I was a HUGE NWO fan. Most people I knew were. I could go on and on here but the NWO was WCW and without it no one wanted to watch WCW. No one was tuning in to watch Benoit or Guerrero, sadly, unless they were gonna get pummeled and walked all over by Scott Stenier and Buff Bagwell. No one gave a rat's ass who won in the crusierweight division as long as they were eventually powerbombed by Nash and Hall. No one cared about anything else because that's all the commentators talked about for 3 hours straight.
Buzz, incorrect Fact 1. It was the nWo that drew the people into WCW, I'll agree there but it was good characters and good matches across the board that kept the fans there segment after segment. If it was just to see them get beat up by the nWo then, surely, the Cruiserweight division and, dare I say it, Ric Flair and the like wouldn't have been getting any reaction, as people were there just for the nWo.
The NWO was WCW and i don't remember it ever getting old (unless you count NWO 2000 which kinda sucked without Hogan).
I take it you don't remember the Stevie Ray led Black & White nWo then as, man, that sucked some serious ass. When a group's leader is Stevie Ray, and a premier member is Virgil, you know that group is in trouble!
Unlike some, I didn't know anyone besides a few WWF diehards who didn't want to see the NWO continue. To say that would be like saying WWE fans got tired of seeing Stone Cold kick ass after his run in 1997. It's like saying Stone Cold stunning people probably made you puke every time, right. I don't think so.
People enjoyed seeing Austin attacking people because he was beatable. The nWo was so over-powering compared to the rest of WCW that it was a one sided war (just as the WWE vs ECWCW invasion angle was). In the entire run of the nWo there was only one PPV where they looked beatable (Starrcade 97) and, sure enough, within a few weeks they were back on top. Also the ratings would seem to discredit your claim that only WWF diehards didn't want the nWo to continue.
The fingerpoke of doom episode didn't kill WCW like WWE home video will tell you. And, if billionaire Ted Turner depended on wrestling as his major source of income and had an extreme mean streak like Vince (and if Ted didn't see the whole thing as a little game just to get under Vince's skin for a couple years), WWE would right now be ancient history and WCW would still be here no matter how terrible it would become. Just so all you Hogan/TNA haters know the real, unslanted reason why WWE won the Monday Night Wars. It had nothing to do with the NWO. It had everything to do with Ted Turner getting bored and moving on to conquer something else just to prove he can use his money to jump in and conquer anything and anybody (like Vince) when he wants to.
It wasn't the finger-poke that killed WCW, but it was from that point on that WCW went into a downward spiral booking wise and it was never able to recover. That's not WWE home video telling me that, that's my view as a viewer of WCW from that time.
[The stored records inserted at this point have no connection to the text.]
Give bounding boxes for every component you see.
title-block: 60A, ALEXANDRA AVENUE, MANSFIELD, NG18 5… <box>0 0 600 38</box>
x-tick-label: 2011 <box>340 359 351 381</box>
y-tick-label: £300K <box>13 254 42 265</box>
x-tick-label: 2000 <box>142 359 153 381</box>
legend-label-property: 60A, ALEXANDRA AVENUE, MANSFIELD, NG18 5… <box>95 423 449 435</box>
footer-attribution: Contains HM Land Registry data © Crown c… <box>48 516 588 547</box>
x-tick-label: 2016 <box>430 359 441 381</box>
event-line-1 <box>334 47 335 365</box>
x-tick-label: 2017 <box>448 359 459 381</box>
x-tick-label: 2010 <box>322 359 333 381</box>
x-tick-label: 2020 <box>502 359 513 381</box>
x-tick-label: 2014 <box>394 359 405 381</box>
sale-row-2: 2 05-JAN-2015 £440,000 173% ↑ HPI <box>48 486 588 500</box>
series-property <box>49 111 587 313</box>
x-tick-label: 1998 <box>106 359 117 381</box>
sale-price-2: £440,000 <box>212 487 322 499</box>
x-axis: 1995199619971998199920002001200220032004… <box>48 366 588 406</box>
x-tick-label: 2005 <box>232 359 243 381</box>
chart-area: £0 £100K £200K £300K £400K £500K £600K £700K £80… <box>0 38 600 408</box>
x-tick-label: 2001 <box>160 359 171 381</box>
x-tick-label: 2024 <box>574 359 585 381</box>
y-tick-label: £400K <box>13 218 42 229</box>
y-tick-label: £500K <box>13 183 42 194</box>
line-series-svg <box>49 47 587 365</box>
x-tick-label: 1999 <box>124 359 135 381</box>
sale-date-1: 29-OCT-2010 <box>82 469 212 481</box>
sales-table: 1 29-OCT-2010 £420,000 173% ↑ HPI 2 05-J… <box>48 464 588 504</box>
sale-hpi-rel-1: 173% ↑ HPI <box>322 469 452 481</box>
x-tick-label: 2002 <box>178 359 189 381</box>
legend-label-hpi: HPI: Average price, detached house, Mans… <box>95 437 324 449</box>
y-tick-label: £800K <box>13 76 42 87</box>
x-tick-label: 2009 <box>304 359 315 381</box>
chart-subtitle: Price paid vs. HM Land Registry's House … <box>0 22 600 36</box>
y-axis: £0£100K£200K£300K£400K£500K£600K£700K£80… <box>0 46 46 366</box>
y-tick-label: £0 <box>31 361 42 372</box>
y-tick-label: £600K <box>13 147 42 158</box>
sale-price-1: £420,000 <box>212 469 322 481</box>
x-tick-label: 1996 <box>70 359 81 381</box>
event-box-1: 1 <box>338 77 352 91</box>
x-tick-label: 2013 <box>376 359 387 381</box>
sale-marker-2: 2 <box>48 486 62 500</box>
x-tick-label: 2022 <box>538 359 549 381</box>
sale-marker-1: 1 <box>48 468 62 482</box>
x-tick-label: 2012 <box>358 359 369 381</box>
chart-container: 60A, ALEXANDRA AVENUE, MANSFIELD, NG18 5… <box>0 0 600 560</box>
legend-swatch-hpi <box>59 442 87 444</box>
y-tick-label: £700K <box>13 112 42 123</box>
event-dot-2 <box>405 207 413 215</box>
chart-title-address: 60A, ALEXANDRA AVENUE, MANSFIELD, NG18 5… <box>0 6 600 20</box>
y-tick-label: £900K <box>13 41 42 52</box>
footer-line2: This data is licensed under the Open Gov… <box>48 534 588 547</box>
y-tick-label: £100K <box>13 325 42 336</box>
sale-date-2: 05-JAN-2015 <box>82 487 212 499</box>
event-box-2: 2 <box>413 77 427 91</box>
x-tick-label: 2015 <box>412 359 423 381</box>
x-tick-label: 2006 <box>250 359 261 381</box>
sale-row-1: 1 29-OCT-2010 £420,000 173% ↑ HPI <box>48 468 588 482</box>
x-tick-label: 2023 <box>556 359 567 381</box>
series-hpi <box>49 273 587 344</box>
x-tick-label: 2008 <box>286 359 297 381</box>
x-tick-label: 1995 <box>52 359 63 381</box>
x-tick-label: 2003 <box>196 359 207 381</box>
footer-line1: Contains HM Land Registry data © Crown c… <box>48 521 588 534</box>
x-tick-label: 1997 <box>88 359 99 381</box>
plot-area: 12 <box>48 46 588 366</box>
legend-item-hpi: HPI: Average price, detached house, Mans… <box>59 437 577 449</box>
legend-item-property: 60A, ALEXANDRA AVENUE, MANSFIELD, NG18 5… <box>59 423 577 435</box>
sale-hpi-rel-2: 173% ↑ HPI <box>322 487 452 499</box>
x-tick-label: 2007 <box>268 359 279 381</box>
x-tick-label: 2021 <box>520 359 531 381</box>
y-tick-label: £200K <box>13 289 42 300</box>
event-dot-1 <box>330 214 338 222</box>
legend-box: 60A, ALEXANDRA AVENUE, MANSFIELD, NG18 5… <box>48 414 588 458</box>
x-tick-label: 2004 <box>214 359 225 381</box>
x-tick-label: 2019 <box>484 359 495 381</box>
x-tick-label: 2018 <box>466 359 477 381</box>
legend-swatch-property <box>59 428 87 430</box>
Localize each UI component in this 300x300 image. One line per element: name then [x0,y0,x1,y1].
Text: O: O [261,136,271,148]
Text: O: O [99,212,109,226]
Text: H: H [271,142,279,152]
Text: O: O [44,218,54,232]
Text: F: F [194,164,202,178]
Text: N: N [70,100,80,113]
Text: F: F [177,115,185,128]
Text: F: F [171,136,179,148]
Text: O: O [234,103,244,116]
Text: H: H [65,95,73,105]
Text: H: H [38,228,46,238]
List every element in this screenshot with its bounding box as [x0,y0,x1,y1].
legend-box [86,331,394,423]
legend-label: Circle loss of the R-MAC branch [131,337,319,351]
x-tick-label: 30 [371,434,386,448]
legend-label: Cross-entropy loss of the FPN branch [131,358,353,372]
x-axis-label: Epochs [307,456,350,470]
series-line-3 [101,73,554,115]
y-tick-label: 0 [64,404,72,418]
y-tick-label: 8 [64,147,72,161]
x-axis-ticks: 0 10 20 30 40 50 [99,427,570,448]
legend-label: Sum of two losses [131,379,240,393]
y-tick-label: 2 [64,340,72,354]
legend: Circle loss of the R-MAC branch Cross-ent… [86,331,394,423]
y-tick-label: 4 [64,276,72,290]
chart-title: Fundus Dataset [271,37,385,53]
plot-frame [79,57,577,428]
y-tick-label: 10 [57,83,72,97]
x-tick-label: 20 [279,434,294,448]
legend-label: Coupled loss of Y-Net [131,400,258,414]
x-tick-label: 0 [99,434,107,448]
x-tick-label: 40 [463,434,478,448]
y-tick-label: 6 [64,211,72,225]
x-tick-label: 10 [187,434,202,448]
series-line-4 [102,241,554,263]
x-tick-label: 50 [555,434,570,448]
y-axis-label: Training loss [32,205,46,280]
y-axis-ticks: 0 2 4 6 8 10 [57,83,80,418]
And, just so your completely random view is put straight, Turner didn't get bored with wreslting and move on to conquer something else, he was basically shunted out of power with the AOL/Time Warner merger (although, to be fair, I'm sure he could see the company was out of whack when Bischoff gave Kiss a cool $1 million to have that jobber DEMON character)
Everyone I knew (ADULTS) loved the NWO right to the end and felt that it was never given the proper ending or phase out. Most who stayed to watch WCW by mid 99 were only there waiting for the NWO's return. At the time, no one realized it was essentially the demise. We thought it was a temporary break leading up to a big swerve. NWO fans cared then, they don't anymore and most of them aren't on this site or watching wrestling cause wrestling is PG for children and mommysboys, for ladder climbing butt kissers you see working for the man.
Nope I'm an adult and I felt the nWo was dragged on far too long and took time away from talent (such as Goldberg) that could, if given time, been able to lead the company and turn it around. Most people who were still with WCW in mid 99 were there because they wanted the alternative to WWF, they liked the Cruiserweight wrestlers, they liked the approach as it was different from the McMahon style of wrestling. And if there were sooooooo many nWo fans by mid 99, like you say, then why the hell did they abandon WCW in their droves when WCW finally bought the nWo back for the nWo 2000 run?
Most fans of the NWO are not on this site since it is full of WWE hacks with WWE home video-slanted opinions driving everybody else crazzzzzy.
I think you'd find a lot of people on this site were nWo fans, during the nWo's height and, those of the age that remember WCW, remember that, although WWE's home-videos are slanted to WWE, the fact of the matter is that they didn't need to do much altering to portray WCW as the complete farce that it was when it ended, everyone could see that. Perhaps, seeing as you put the world adult in capitals, you should take off those black and white rose-tinted glasses and take a more objective view on a company that made many, many mistakes, or would that be too much of a stretch to see that your precious nWo, while taking WCW to the top, also had a huge hand in leading to its downfall?